Unlike the United Kingdom, the U.S. Treasury devoted an entire 70-page report to terrorism financing, warning that banks are an attractive means for terrorists “because of the speed and ease at which they can move funds within the international financial system.” In particular, the report warned that some correspondent banking relationships inherently pose a higher risk due to the challenges of “intermediation,” where multiple intermediary financial institutions may be involved in a single funds transfer transaction.
These relationships could potentially indirectly expose a U.S. financial institution to risk, including terrorism financing, if the foreign financial institution does not effectively implement AML and CFT (combating the financing of terrorism) controls, the report said. Knowing your customers and conducting enhanced due diligence on high-risk foreign correspondents are ways to mitigate financial crime risk, the report said.
Several banks today—such as Deutsche Bank, Barclays, JPMorgan, Citi, HSBC, and many more—are more efficiently reducing their risk related to correspondent banking through SWIFT’s KYC Registry, an industry-driven financial crime compliance initiative. The KYC Registry is a secure place where banks can exchange KYC information on correspondent banks and share that information with selected counterparties in turn.

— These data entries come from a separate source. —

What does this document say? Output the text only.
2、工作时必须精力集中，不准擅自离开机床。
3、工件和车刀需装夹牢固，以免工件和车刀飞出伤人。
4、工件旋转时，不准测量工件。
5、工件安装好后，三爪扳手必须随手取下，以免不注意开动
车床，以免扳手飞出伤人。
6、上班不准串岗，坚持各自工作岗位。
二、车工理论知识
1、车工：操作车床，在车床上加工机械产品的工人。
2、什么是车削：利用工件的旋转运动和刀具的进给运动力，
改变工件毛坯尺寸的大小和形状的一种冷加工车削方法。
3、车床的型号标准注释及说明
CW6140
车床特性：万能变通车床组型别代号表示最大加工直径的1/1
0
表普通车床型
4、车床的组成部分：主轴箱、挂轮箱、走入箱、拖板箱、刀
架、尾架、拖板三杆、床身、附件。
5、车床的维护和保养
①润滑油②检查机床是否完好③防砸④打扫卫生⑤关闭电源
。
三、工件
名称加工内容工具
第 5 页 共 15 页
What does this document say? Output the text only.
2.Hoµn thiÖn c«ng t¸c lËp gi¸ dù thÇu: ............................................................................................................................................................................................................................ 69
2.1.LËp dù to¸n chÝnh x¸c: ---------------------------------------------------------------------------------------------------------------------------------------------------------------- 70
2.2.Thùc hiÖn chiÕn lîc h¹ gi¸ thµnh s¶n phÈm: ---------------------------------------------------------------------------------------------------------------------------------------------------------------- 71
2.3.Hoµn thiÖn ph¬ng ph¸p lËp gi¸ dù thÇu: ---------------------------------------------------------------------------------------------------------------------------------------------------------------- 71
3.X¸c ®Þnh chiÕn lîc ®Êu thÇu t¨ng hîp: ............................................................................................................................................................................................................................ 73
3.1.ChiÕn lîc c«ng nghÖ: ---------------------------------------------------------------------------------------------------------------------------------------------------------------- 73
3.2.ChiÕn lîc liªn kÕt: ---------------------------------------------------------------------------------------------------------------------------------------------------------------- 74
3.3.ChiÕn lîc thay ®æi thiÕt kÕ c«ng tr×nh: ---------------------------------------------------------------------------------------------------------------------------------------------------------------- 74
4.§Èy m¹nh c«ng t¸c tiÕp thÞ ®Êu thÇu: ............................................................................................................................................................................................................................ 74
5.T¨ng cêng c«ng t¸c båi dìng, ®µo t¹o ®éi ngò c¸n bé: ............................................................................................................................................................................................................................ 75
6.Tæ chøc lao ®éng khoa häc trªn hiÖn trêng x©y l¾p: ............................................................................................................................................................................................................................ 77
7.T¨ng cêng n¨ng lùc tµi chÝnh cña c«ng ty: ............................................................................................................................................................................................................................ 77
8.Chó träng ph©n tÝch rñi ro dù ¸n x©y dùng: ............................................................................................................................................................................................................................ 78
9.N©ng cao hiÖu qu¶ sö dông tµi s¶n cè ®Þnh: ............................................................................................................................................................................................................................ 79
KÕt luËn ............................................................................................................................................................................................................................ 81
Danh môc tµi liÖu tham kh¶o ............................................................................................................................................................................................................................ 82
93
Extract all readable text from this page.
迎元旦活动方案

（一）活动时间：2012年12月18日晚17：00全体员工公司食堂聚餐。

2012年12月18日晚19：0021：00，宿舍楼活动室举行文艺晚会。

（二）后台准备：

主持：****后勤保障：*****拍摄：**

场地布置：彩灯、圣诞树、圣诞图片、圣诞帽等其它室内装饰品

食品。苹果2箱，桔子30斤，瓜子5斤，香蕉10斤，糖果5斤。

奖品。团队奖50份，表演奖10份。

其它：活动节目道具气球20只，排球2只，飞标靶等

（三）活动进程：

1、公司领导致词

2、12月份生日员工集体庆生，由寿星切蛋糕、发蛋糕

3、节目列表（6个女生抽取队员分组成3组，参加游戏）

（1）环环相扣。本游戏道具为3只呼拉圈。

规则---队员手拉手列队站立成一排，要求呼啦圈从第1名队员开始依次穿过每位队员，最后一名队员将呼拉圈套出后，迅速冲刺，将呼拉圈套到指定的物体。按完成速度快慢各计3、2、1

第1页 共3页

During remarks last month, Treasury Acting Under Secretary Adam Szubin discouraged financial institutions from simply “de-risking” their operations by terminating, restricting, or denying services to high-risk clients. “We believe that most risks can and should be managed, not simply avoided altogether,” Szubin said.
“We tell financial institutions to take a reasonable risk-based approach that addresses illicit finance risk on a client-by-client basis,” Szubin added. “That means that we require institutions to be vigilant as they identify potential risks that different clients present and to design and implement effective AML/CFT programs that assess and address those risks.”